Do 3 listopada USA ryzykują naruszenie krajowego pułapu zadłużenia 18,1 biliona dolarów, pisze Financial Times. Oznaczałoby to bankructwo. Tylko decyzja Kongresu o podniesieniu limitu zadłużenia może uratować kraj przed bankructwem.
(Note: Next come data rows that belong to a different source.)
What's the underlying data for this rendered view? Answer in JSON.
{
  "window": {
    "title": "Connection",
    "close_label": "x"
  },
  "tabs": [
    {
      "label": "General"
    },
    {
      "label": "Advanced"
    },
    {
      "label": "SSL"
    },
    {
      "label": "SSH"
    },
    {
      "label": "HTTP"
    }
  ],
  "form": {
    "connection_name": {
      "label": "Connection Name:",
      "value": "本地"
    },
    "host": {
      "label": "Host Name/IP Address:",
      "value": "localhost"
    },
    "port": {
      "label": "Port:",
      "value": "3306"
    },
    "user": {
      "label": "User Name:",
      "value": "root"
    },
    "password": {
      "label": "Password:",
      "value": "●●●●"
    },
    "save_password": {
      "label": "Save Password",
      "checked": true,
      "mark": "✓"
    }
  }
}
Jeśli limit nie zostanie podniesiony, „doprowadzi to do poważnych konsekwencji dla światowej gospodarki, a także spowoduje taki upadek systemu finansowego kraju, jaki widzieliśmy w latach 2007 i 2008” — ostrzegł Obama Kongres na początku października.
Prezydent przypomniał, że zwiększenie limitu „nie pozwala krajowi wydać więcej, to po prostu daje możliwość, aby zapłacić rachunki, które zostały już wystawione”. „To właśnie w ten sposób Stany Zjednoczone utrzymują swój dobry rating kredytowy” — dodał. To właśnie te słowa wypowiada on za każdym razem, gdy kraj staje przed potrzebą zwiększenia limitu zadłużenia.
Podniesienie limitu zadłużenia USA oznacza techniczne bankructwo kraju, skutki którego nikt nie może przewidzieć biorąc pod uwagę jak ściśle amerykańska gospodarka jest zintegrowana ze światową. Oprócz automatycznego zwiększenia rentowności obligacji skarbowych emitowanych przez Skarb USA jest to duży cios dla reputacji hegemonii dolara, pisze gazeta „Wzgljad”.
Teraz zagraniczne banki centralne, które posiadają amerykańskie obligacje skarbowe, kredytują Amerykanów. Po bankructwie przystań ta zniknie, nikt nie chce dłużej trzymać swoich rezerw w amerykańskich papierach wartościowych i dolarach. Amerykańska giełda runie. Jak bardzo obniży się poziom życia Amerykanów, można się tylko domyślać.
Z roku na rok administracja i Kongres raczej pokornie około 80 razy podnosiły limit zadłużenia. Sytuacja zmieniła się w 2011 roku. Wtedy partie nie mogły dojść do porozumienia prawie przez trzy miesiące.
Jesienią 2013 roku po raz kolejny rozpaliły się poważne debaty między Republikanami a Demokratami odnośnie zadłużenia. To wszystko znów skończyło się tradycyjne: pułap zadłużenia został podniesiony.
Wszystkie rozmowy o tym, jak źle jest żyć ponad stan kosztem reszty świata, zawsze kończą się sprostowaniem prawa. Nie ma powodu, aby teraz spodziewać się innego rezultatu. Tym bardziej, że ta decyzja nie jest tak trudna, jak na przykład w Grecji czy na Ukrainie. Oni, aby uniknąć bankructwa, musieli usiąść na kredytowej igle EBC i MFW. USA zaś, aby uniknąć bankructwa, po prostu muszą przyjąć ustawę. I po raz kolejny amerykańska gospodarka będzie mogła w pełni żyć na koszt innych zupełnie nie pozbawiając siebie autonomii w podejmowaniu decyzji gospodarczych.
Większość inwestorów i analityków nie oczekuje, że USA ogłoszą rzeczywiste bankructwo. Prawdziwa walka w temacie zadłużenia USA ma miejsce tak naprawdę nie w płaszczyźnie gospodarczej, lecz politycznej. Obawy inwestorów wywołuje właśnie ryzyko wewnątrzpolitycznego sporu, co również ma wpływ na rynki finansowe i wyrządza szkodę amerykańskiej gospodarce.
Obama na początku października starał się zapewnić, że nie zamierza wykorzystywać kwestii długu publicznego do celów politycznych. Tymczasem właśnie za Baracka Obamy problem długu publicznego stał się szczególnie dotkliwy. Podczas jego rządzenia i tak wysoki dług publiczny kraju wzrósł jeszcze o 70%. Gdy Barack Obama stanął na czele Stanów Zjednoczonych w 2009 roku dług publiczny stanowił 10,6 biliona dolarów, a obecnie — ponad 18 bilionów dolarów. W 2008 roku Obama krytykował George’a W. Busha za to, że za jego kadencji amerykańskie zadłużenie wzrosło o 4 biliony dolarów. Ale za Obamy dług wzrósł już prawie o 8 bilionów dolarów, a to z pewnością nie jest limit.